Ao menino de sua mãe, o do Pessoa, cai-lhe da algibeira a cigarreira breve. (O meu irmão não fumava.) A cigarreira do do Pessoa está boa e inteira. Nenhum problema com a cigarreira. Respira saúde, ele é que não. Parece que já não serve (nem para o exército e, extrapolação fácil, nem para a vida). E depois para acabar de nos rachar à machadada o coração, Pessoa vai-nos contar que na outra algibeira, quase a roçar o solo, há a brancura embainhada de um lenço, cuidado de criada velha, que trouxe o jovem soldado, quando ele era menino, ao colo.
Lá longe, em casa, rezavam para que ele regressasse cedo e bem. Desperdiçou-se um rapaz, jaz morto, apodrece. (Filha da putice que, na enunciação de Pessoa, ou na do sujeito poético do poema, como quiserem, para mim às vezes é tudo a mesma coisa, como dizia, filha da putice que é expressa pela paráfrase «malhas que o império tece.») Mais um menino de sua mãe. Ou melhor, menos um menino de sua mãe. Note-se neste passo o talento de Pessoa enquanto poeta: o tipo junta meia dúzia de palavras e sem empregar uma única vez, ao longo de todo o poema, a palavra dor, deixa nele gente que, mal o poema acabe, vai endoidecer de dor. Morrer de dor.
Como se rouba a alguém o que esse alguém tem de mais precioso, eis o assunto deste poema e o que ele nos ensina (ou, o que não é nunca bem a mesma coisa, o que nós aprendemos com ele). Só há, na verdade, um crime, e esse é o roubo, todos os outros são uma variação deste (ouvi isto num filme), repare-se: ao menino da sua mãe, roubaram-lhe a vida. À sua mãe, roubaram-lhe o menino e consequentemente a vida.

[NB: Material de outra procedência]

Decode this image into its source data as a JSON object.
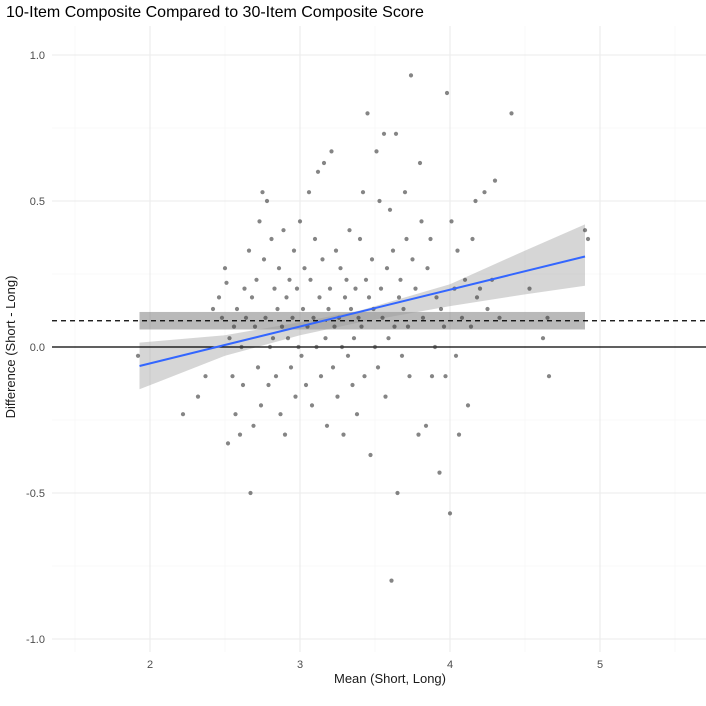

Se não roubar depressa este trabalho, rouba-me ele a mim.

3 comentários:

  1. Aí está outro poema cruel , uma pietà , não feita de mármore mas de palavras . E um texto consequente que venho elogiar . Presumo que onde haja obra de génio se faça eco de alguma sorte , mais não seja o da admiração . Pois mistério grande há-de haver nisso de se esculpir a dôr numa pedra ou num monte de palavras de uma forma tão conseguida .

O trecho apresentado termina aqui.